图3i中,第三掩膜层313通过光刻工序形成于栅极322和薄栅氧层302之上,该第三掩膜层313包含位置确定的窗口OP3,以定义漏极区314。第三掩膜层313也可同时被用于制作NMOS的N+源极区和漏极区,以及其他N+层,例如NPN双极晶体管的射极区和集极区。N型杂质通过窗口OP3注入至阱区321,形成漏极接触区314。随后,第三掩膜层313被移除。
图4示出了根据本发明一实施例的用于制造图3a-3i所示出的LDMOS器件的工艺流程概要图。相较于图2所示出的现有技术,本发明实施例在源极/体区窗口内侧的多晶硅层侧壁形成间隔,以定义源极区。在一些实施例中,该间隔厚度d2的范围为0.1微米到0.15微米。因此源极区宽度的范围可控制在0.1微米到0.15微米,远小于依现有工艺所制造的LDMOS器件源极区的宽度。本发明采用间隔和选择性刻蚀形成较窄的N+/P+/N+源极/体区,这是传统的光掩膜设备所无法实现的。
本领域普通技术人员应当知道,每个区域的掺杂类型可以替换,例如N型掺杂区可以用P型掺杂区替代,与此同时P型掺杂区用N型掺杂区替代。在如权利要求书所述的一个实施例中,第一掺杂类型为N型而第二掺杂类型为P型。在另一个实施例中,第一掺杂类型为P型而第二掺杂类型为N型。

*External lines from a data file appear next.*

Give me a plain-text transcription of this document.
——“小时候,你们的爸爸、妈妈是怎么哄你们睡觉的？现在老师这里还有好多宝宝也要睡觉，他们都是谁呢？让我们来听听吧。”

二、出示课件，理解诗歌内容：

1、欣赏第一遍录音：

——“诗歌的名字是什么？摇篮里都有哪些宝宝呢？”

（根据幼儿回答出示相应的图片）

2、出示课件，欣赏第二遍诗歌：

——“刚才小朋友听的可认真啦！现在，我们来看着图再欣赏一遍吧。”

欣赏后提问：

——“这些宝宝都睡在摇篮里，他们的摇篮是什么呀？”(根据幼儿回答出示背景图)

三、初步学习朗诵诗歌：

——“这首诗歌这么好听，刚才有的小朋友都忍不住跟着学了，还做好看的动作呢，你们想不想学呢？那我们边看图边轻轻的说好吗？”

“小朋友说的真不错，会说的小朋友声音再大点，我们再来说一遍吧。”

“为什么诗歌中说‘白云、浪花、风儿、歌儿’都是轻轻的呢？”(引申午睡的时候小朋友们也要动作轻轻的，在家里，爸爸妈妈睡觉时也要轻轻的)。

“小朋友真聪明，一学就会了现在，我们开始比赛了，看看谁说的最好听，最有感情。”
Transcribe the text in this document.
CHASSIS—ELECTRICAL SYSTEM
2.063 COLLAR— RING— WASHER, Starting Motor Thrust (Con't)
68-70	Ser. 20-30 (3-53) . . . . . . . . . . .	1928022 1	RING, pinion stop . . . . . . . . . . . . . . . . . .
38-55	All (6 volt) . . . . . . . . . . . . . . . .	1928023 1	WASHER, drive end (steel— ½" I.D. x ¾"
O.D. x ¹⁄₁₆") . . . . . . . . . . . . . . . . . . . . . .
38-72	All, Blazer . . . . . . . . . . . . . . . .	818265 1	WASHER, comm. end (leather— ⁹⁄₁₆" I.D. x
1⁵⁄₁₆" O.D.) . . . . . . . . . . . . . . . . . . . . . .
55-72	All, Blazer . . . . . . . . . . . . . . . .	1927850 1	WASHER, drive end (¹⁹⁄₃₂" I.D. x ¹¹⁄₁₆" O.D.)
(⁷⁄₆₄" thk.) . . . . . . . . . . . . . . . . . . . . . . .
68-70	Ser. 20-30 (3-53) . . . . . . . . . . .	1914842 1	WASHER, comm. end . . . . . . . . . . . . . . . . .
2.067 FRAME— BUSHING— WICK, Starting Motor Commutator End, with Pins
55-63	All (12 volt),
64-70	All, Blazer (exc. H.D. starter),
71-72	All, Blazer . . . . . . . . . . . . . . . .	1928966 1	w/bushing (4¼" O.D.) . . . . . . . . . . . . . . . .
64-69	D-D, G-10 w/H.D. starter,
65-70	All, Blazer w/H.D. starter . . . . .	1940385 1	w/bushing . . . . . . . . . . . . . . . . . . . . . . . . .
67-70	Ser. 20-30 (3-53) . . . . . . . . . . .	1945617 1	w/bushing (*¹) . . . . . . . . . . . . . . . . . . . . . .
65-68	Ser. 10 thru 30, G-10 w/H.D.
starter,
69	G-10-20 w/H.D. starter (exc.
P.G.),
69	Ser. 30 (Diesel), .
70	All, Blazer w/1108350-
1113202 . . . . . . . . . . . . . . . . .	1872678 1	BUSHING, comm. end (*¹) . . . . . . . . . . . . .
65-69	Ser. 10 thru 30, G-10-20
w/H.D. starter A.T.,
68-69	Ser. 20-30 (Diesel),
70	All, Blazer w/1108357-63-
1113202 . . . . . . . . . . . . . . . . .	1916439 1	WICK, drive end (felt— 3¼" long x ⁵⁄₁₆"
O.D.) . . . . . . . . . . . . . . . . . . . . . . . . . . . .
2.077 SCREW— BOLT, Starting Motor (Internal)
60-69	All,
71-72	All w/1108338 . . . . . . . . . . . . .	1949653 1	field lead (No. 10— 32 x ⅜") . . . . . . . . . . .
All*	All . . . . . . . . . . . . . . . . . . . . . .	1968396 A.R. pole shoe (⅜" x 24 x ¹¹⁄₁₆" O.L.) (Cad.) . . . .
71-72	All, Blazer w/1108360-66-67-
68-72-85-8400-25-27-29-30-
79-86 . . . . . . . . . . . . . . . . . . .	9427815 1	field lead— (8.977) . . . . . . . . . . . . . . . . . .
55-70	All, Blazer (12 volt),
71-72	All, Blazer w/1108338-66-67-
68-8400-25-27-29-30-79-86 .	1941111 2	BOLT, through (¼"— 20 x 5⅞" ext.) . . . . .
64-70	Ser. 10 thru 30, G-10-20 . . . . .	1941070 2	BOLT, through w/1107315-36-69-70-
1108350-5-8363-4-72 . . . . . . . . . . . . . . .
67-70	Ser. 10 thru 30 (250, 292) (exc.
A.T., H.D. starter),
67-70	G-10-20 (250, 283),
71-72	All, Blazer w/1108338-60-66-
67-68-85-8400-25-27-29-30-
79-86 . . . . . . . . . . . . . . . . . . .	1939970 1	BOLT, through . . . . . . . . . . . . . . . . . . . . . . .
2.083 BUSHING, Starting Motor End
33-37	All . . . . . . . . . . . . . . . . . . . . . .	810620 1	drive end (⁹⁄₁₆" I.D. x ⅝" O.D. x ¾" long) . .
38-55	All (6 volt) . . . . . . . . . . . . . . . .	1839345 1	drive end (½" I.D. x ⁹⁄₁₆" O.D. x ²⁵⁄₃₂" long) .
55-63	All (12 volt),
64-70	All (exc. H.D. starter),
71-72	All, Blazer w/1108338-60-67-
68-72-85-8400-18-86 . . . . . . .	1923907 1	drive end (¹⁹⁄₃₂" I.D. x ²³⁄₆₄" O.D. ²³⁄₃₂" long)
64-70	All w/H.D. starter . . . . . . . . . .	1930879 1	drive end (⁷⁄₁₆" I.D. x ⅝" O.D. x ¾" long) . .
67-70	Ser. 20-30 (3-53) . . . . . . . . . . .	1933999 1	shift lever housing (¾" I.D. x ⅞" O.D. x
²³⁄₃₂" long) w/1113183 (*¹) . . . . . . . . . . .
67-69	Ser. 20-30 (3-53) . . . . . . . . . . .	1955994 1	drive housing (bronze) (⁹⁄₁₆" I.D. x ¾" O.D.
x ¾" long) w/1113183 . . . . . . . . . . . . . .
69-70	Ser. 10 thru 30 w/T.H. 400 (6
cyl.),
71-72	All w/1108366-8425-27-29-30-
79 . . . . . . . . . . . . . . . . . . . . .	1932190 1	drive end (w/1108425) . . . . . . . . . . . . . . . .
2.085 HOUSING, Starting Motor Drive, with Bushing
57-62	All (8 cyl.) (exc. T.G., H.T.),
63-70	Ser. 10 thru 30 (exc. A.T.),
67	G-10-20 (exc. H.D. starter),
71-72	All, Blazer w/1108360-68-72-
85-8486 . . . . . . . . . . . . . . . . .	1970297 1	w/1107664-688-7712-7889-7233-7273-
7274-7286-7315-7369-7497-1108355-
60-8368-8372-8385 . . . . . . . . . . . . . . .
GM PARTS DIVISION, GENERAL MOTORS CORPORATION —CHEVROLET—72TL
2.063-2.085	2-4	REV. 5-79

N型杂质可在以下物质中择一:氮、磷、砷、锑、铋以及它们的组合。同时,P型杂质可在以下物质中择一:硼、铝、镓、铟、铊以及它们的组合。
根据以上教导,本发明的许多更改和变型方式显然也是可行的。因此,应当理解的是,在权利要求所限定的范围内,本发明可以不用按照上述特定的描述来实施。同样应当理解的是,上述公开只涉及到本发明一些优选实施例,在不脱离本发明权利要求所限定的精神和范围的前提下,可以对本发明作出更改。当只有一个优选实施例被公开,本领域普通技术人员不难想到改型并将其付诸于实施,而不脱离于本发明权利要求所限定的精神与范围。

Claims (10)

1.一种制造LDMOS器件的工艺流程,其中该LDMOS器件位于半导体衬底中的具有第一掺杂类型的阱区,包括:
在阱区上形成薄栅氧层;
在薄栅氧层上形成多晶硅层;
在多晶硅层上形成阻隔层,该阻隔层的刻蚀速度比薄栅氧层的刻蚀速度快;
通过在阻隔层之上的第一掩膜层的窗口,对阻隔层和多晶硅层进行刻蚀;
通过第一掩膜层的窗口,向阱区注入具有第二掺杂类型的杂质,形成体区;
通过第一掩膜层的窗口,向体区注入具有第一掺杂类型的杂质,形成源极层;
形成间隔,该间隔包裹刻蚀后所形成的多晶硅层窗口内侧的侧壁;
通过间隔所形成的窗口,对源极层进行刻蚀至源极层被穿通,形成源极区;
通过间隔所形成的窗口,向体区注入具有第二掺杂类型的杂质,形成体接触区;
通过刻蚀移除间隔和阻隔层;
通过第二掩膜层的窗口,对多晶硅层进行刻蚀,形成栅极;以及
通过第三掩膜层的窗口,向阱区注入具有第一掺杂类型的杂质,形成漏极接触区。
2.如权利要求1所述的制造LDMOS器件的工艺流程,其中间隔的材料和阻隔层的材料具有相同的刻蚀速度。
3.如权利要求1所述的制造LDMOS器件的工艺流程,其中间隔和阻隔层的材料为氮化硅。
4.如权利要求1所述的制造LDMOS器件的工艺流程,还包括在形成间隔之前,对多晶硅层窗口内侧的侧壁进行氧化。
5.如权利要求1所述的制造LDMOS器件的工艺流程,其中每个间隔的厚度范围为0.1微米到0.15微米。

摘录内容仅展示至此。